In this article, I introduce Yuri, who first came to the countryside for a workation, returned several times and later moved to a rural town where she now lives part-time. I met Yuri in the fall of 2022 in a small town in Kyūshū where she currently rents a room in a sharehouse. She is a photographer and web designer in her early thirties who lived in Kansai and spent her second workation in Kyūshū when we first met. Workation combines the words “work” and “vacation” and means working remotely from a location of your choice rather than from home. When their work is done, workationers can explore their destination. In Japan, workation is closely linked to initiatives by local governments in rural Japan to attract people to visit, work and ideally settle in their communities (Matsushita 2022; Yoshida 2021). When the COVID-19 pandemic started, Yuri was able to work remotely and went on workations to different parts of Japan. In Okinawa, she met a girl who had been to Kyūshū and had helped to renovate a sharehouse. Yuri visited the sharehouse’s social media account and decided that she wanted to go there right away because the photos made her feel “at home” (atto hōmu na kanji). In 2022, she lived in the sharehouse, helped with renovations of another sharehouse and worked remotely. In January 2023, she relocated and moved into the sharehouse she had helped renovate, continued her remote work, and found work as a freelance photographer.

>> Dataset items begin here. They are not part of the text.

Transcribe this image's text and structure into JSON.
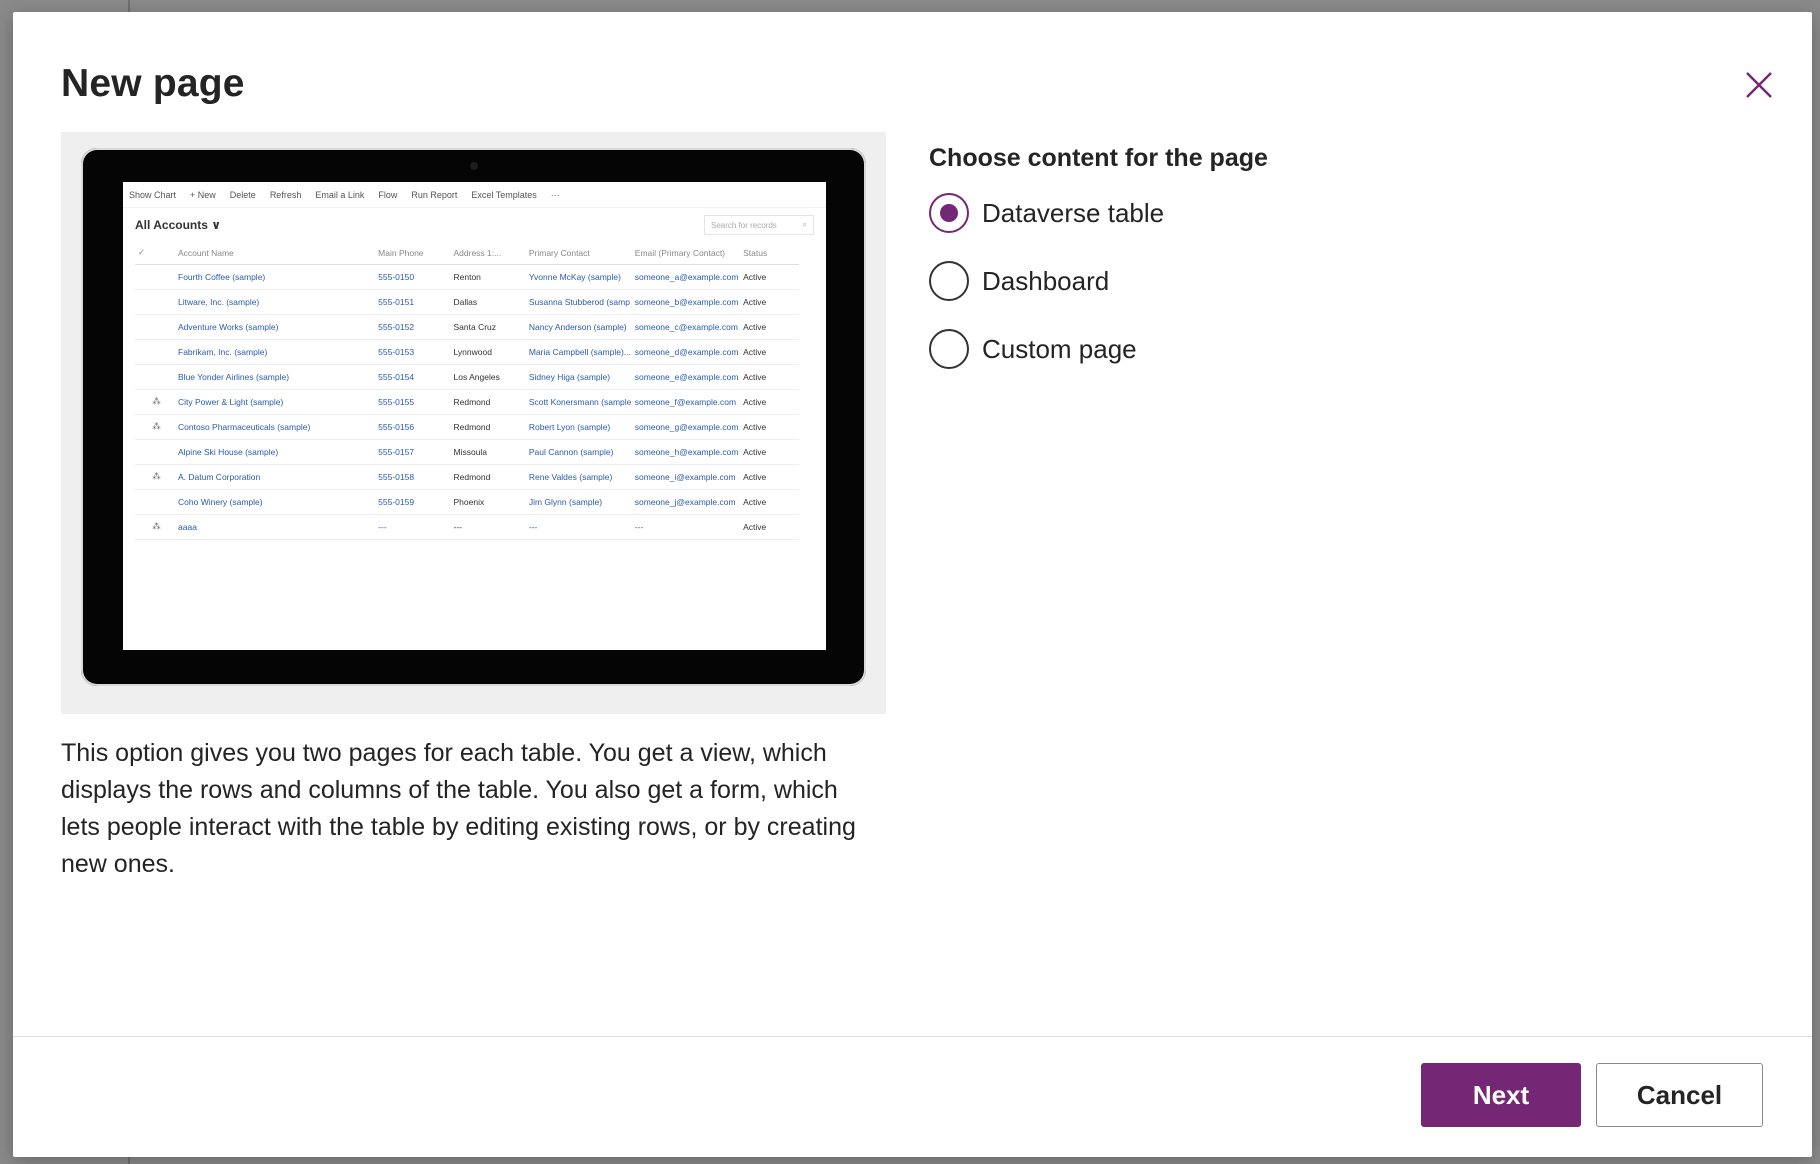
{
  "dialog": {
    "title": "New page",
    "close_icon": "close-icon"
  },
  "preview": {
    "toolbar": [
      "Show Chart",
      "+ New",
      "Delete",
      "Refresh",
      "Email a Link",
      "Flow",
      "Run Report",
      "Excel Templates",
      "···"
    ],
    "view_title": "All Accounts ∨",
    "search_placeholder": "Search for records",
    "columns": [
      "✓",
      "Account Name",
      "Main Phone",
      "Address 1:...",
      "Primary Contact",
      "Email (Primary Contact)",
      "Status"
    ],
    "rows": [
      [
        "",
        "Fourth Coffee (sample)",
        "555-0150",
        "Renton",
        "Yvonne McKay (sample)",
        "someone_a@example.com",
        "Active"
      ],
      [
        "",
        "Litware, Inc. (sample)",
        "555-0151",
        "Dallas",
        "Susanna Stubberod (samp",
        "someone_b@example.com",
        "Active"
      ],
      [
        "",
        "Adventure Works (sample)",
        "555-0152",
        "Santa Cruz",
        "Nancy Anderson (sample)",
        "someone_c@example.com",
        "Active"
      ],
      [
        "",
        "Fabrikam, Inc. (sample)",
        "555-0153",
        "Lynnwood",
        "Maria Campbell (sample)...",
        "someone_d@example.com",
        "Active"
      ],
      [
        "",
        "Blue Yonder Airlines (sample)",
        "555-0154",
        "Los Angeles",
        "Sidney Higa (sample)",
        "someone_e@example.com",
        "Active"
      ],
      [
        "⁂",
        "City Power & Light (sample)",
        "555-0155",
        "Redmond",
        "Scott Konersmann (sample",
        "someone_f@example.com",
        "Active"
      ],
      [
        "⁂",
        "Contoso Pharmaceuticals (sample)",
        "555-0156",
        "Redmond",
        "Robert Lyon (sample)",
        "someone_g@example.com",
        "Active"
      ],
      [
        "",
        "Alpine Ski House (sample)",
        "555-0157",
        "Missoula",
        "Paul Cannon (sample)",
        "someone_h@example.com",
        "Active"
      ],
      [
        "⁂",
        "A. Datum Corporation",
        "555-0158",
        "Redmond",
        "Rene Valdes (sample)",
        "someone_i@example.com",
        "Active"
      ],
      [
        "",
        "Coho Winery (sample)",
        "555-0159",
        "Phoenix",
        "Jim Glynn (sample)",
        "someone_j@example.com",
        "Active"
      ],
      [
        "⁂",
        "aaaa",
        "---",
        "---",
        "---",
        "---",
        "Active"
      ]
    ]
  },
  "description": "This option gives you two pages for each table. You get a view, which displays the rows and columns of the table. You also get a form, which lets people interact with the table by editing existing rows, or by creating new ones.",
  "options": {
    "heading": "Choose content for the page",
    "items": [
      {
        "label": "Dataverse table",
        "selected": true
      },
      {
        "label": "Dashboard",
        "selected": false
      },
      {
        "label": "Custom page",
        "selected": false
      }
    ]
  },
  "footer": {
    "next_label": "Next",
    "cancel_label": "Cancel"
  },
  "colors": {
    "accent": "#742774",
    "text": "#242424",
    "overlay": "#8a8a8a"
  }
}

… but can they stop the rural decline?
Copyright © Cornelia Reiher 2023

During our first meeting, we connected via social media. On social media, urban-rural migrants often use arrows between two place names to show where they have moved from and where to, but usually the arrow is pointing in only one direction. But some people like Yuri use arrows pointing in two directions to show that they are highly mobile individuals. In addition, many use the hashtag “nikyoten seikatsu” (living in two places). Yuri’s social media accounts document her travels all over Japan. She shows beautiful rural landscapes alternating with portraits of people and products. She describes her lifestyle as temporary migration (ichijiteki ijū) and enjoys her life between Kansai and Kyūshū as much as traveling within Japan for several months per year. The sharehouse itself is a place where people often only stay temporarily and Yuri enjoys meeting new people. In the spring of 2023, I lived with Yuri in the sharehouse and found her well-integrated into the community of urban-rural migrants, but she had also become friends with her elderly neighbors. Within the few weeks I spent with her, she had jobs in Kyūshū and went to Kyōto, Ōsaka and Okinawa. Although she rents a room in the sharehouse, the small town is more of a temporary base for her.

View from the sharehouse
Copyright © Cornelia Reiher 2023

The reasons why people leave and move on are diverse, but for most of my research participants, the COVID-19 pandemic was a reason to choose a more mobile lifestyle. Yuri, for example, told me how free she felt when she was able to work remotely when the pandemic started in 2020 and her work style changed. Before the pandemic, she barely had time for anything other than her work because of the long commute. When she was able to work from home, she finally found the time to focus more on photography – a long-held wish. In addition, she was able to work all over Japan. Telecommuting offered the opportunity to work anywhere and made urban-rural migration and workation more attractive. Workation offered Yuri a new mobile lifestyle that would eventually lead her to move to Kyūshū. Generally speaking, remote work and workation increased the number of short-term visitors and kankei jinkō in the countryside (Dilley 2024; Matsushita 2022; Yoshida 2021), and some of these short-term visitors, like Yuri, decided to stay longer. Thus, changing work styles go hand in hand with mobilities and bring about change in rural Japan.

References:

Dilley, Luke, Menelaos Gkartzios, Shogo Kudo, Tokumi Odagiri (2024), “Hybridising counterurbanisation: Lessons from Japan’s kankeijinkō,” Habitat International 143, https://doi.org/10.1016/j.habitatint.2023.102967.

Matsushita, Keita (2022), “How the Japanese workcation embraces digital nomadic work style employees,” World Leisure Journal 65 (2): 218–235.

Yoshida, Tatsuya (2021), “How Has Workcation Evolved in Japan?” Annals of Business Administrative Science 20: 19–32.